Reflecting on Graduating Early Mid-Pandemic

As I registered for sophomore classes at the end of my freshman year at Sacred Heart University, I noticed my transcript said, “expected completion date: May 2020.” 

My heart skipped a beat. A chance to get out of here and start my life early? Yes, please. 

I talked to my advisor as soon as I could and worked out that since I wanted to go abroad, I wouldn’t graduate a whole year early, but a semester early was well within reach. 

All I wanted for so long was to be fully independent, and the sooner the better. Prior to that moment, I hadn’t been sure I would return to SHU, but if it was giving me a chance to graduate early, maybe I would stick it out. 

But the idea of getting out into the world early didn’t take away my fear that I would still be unhappy during my sophomore year. 

If anyone can think of a less cringey way to say I never thought I would love SHU as much as I do now, let me know. 

The place I have in my heart for this university is aching more often lately as I near the date I leave campus forever, a semester before my classmates, in the middle of a pandemic. 

I constantly flip between regret and relief that I made the decision to fast-track my college career. Currently, as I sit in my dorm room for the sixth day in a row during a two-week building-wide quarantine, I’m somewhere in between those two feelings. 

Since the beginning of this semester, people have been asking me if I’m sad about leaving early. The answer is yes and no. 

Everyone mourned for the class of 2020, but the class of 2021 arguably has it worse. We missed out on the end of our junior year and the chance to say goodbye to all our graduating friends. We have a shortened fall 2020 semester, no Saturdays at campus field, no last President’s Gala, no final “Halloweekend,” no senior pub nights or unveiling of the graduation countdown in Red’s. 
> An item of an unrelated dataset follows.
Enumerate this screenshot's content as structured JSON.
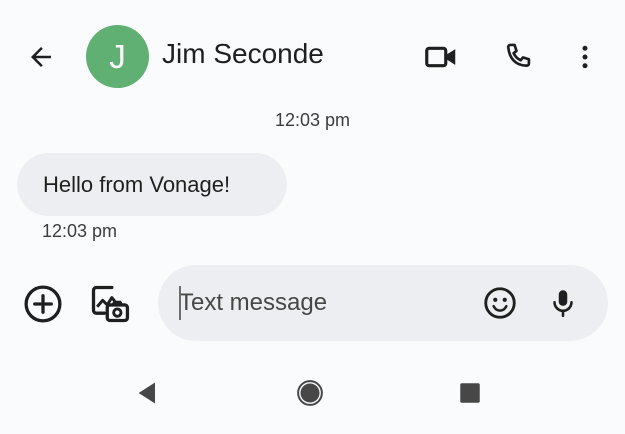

As an RSA this semester, I haven’t been able to visit my fellow RSA friends in different buildings–the people who have become my main support system–due to restrictions put in place to control COVID-19. Of course, the new rules are necessary and understandable, but I wasn’t ready to say goodbye to sleepovers on dorm floors and late-night Kraft mac and cheese. 

And now, the last few weeks of this semester are online. While we haven’t been officially sent home, the campus is a ghost town. With doubts creeping in about whether the spring 2021 semester will be on campus, I’m glad I’ll already have a degree by then. 
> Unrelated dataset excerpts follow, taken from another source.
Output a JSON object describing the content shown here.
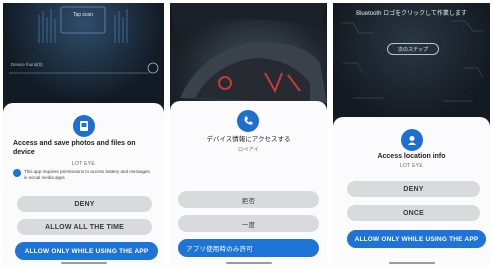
{
  "panel1": {
    "background": {
      "tap_label": "Tap scan",
      "device_label": "Device found(0)"
    },
    "icon": "photo-icon",
    "title": "Access and save photos and files on device",
    "app_name": "LOT EYE",
    "info_text": "This app requires permissions to access battery and messages in social media apps",
    "buttons": {
      "deny": "DENY",
      "allow_all": "ALLOW ALL THE TIME",
      "allow_while_using": "ALLOW ONLY WHILE USING THE APP"
    }
  },
  "panel2": {
    "icon": "phone-icon",
    "title": "デバイス情報にアクセスする",
    "app_name": "ロペアイ",
    "buttons": {
      "deny": "拒否",
      "once": "一度",
      "allow_while_using": "アプリ使用時のみ許可"
    }
  },
  "panel3": {
    "background": {
      "instruction": "Bluetooth ロゴをクリックして作業します",
      "next_step": "次のステップ"
    },
    "icon": "location-icon",
    "title": "Access location info",
    "app_name": "LOT EYE",
    "buttons": {
      "deny": "DENY",
      "once": "ONCE",
      "allow_while_using": "ALLOW ONLY WHILE USING THE APP"
    }
  },
  "colors": {
    "accent": "#1e74d6",
    "secondary_button": "#d9dadc",
    "sheet": "#fbfbfd"
  }
}
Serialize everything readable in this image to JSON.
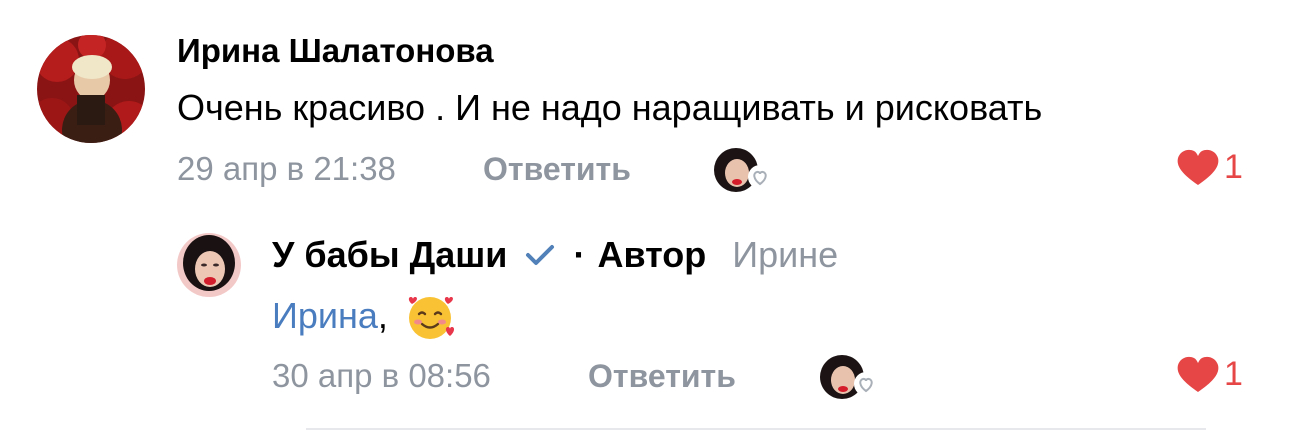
{
  "comment": {
    "author": "Ирина Шалатонова",
    "text": "Очень красиво . И не надо наращивать и рисковать",
    "time": "29 апр в 21:38",
    "reply_label": "Ответить",
    "likes": "1"
  },
  "reply": {
    "author": "У бабы Даши",
    "separator": "·",
    "author_badge": "Автор",
    "addressee": "Ирине",
    "mention": "Ирина",
    "text_suffix": ",",
    "emoji": "smiling-face-with-hearts",
    "time": "30 апр в 08:56",
    "reply_label": "Ответить",
    "likes": "1"
  },
  "colors": {
    "secondary_text": "#8e959f",
    "link": "#4a7dbf",
    "like": "#e64646",
    "verified": "#5181b8"
  }
}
In the midst of the pandemic, all of the things I’m missing out on feel like the problems of the person I was in March. I grieved the college experience for weeks when we were sent home for the first time due to this pandemic. 

It almost seems silly that senior traditions were the biggest thing on my mind at one point. Eight months into this new normal, I’m always worried that I or someone I love will get sick, and applying to full-time jobs is increasingly daunting as coronavirus cases are rising again. 
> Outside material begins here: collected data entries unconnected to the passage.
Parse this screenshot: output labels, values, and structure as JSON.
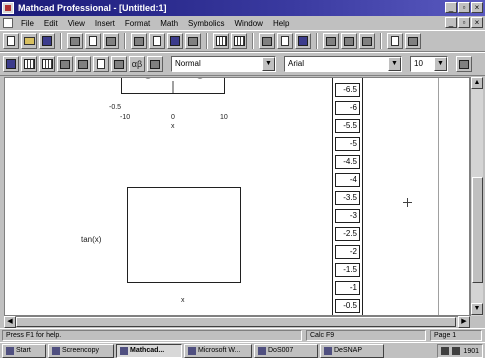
{
  "window": {
    "title": "Mathcad Professional - [Untitled:1]",
    "minimize_glyph": "_",
    "maximize_glyph": "▫",
    "close_glyph": "×",
    "doc_minimize_glyph": "_",
    "doc_maximize_glyph": "▫",
    "doc_close_glyph": "×"
  },
  "menu": {
    "items": [
      "File",
      "Edit",
      "View",
      "Insert",
      "Format",
      "Math",
      "Symbolics",
      "Window",
      "Help"
    ]
  },
  "toolbar2": {
    "style_value": "Normal",
    "font_value": "Arial",
    "size_value": "10",
    "arrow_glyph": "▼",
    "alpha_beta_label": "αβ"
  },
  "icons": {
    "new": "new-document-icon",
    "open": "open-folder-icon",
    "save": "save-disk-icon",
    "print": "print-icon",
    "calculator": "calculator-palette-icon",
    "graph": "graph-palette-icon",
    "matrix": "matrix-palette-icon",
    "calculus": "calculus-palette-icon",
    "greek": "greek-palette-icon",
    "programming": "programming-palette-icon"
  },
  "worksheet": {
    "plot1": {
      "y_tick": "-0.5",
      "x_ticks": [
        "-10",
        "0",
        "10"
      ],
      "x_label": "x"
    },
    "plot2": {
      "y_label": "tan(x)",
      "x_label": "x"
    },
    "table_values": [
      "-6.5",
      "-6",
      "-5.5",
      "-5",
      "-4.5",
      "-4",
      "-3.5",
      "-3",
      "-2.5",
      "-2",
      "-1.5",
      "-1",
      "-0.5"
    ]
  },
  "scroll": {
    "up": "▲",
    "down": "▼",
    "left": "◀",
    "right": "▶"
  },
  "status": {
    "left": "Press F1 for help.",
    "middle": "Calc F9",
    "right": "Page 1"
  },
  "taskbar": {
    "start_label": "Start",
    "tasks": [
      {
        "label": "Screencopy"
      },
      {
        "label": "Mathcad..."
      },
      {
        "label": "Microsoft W..."
      },
      {
        "label": "DoS007"
      },
      {
        "label": "DeSNAP"
      }
    ],
    "clock": "1901"
  }
}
Part of me is glad that no one told me the end of my college career would look like this, because I probably would have dropped out a long time ago. But, at the same time, this unique experience has given me proof that the universe puts you exactly where you are supposed to be and tells you when you need to move on, so I know it’s time to say goodbye to my second home. 

I’m sure I’ll be a mess the day I leave, but in a way, I’ve been slowly saying goodbye to SHU for months. I can’t say whether I’ve made the right decision. I can’t say if I’m ready. But are you ever?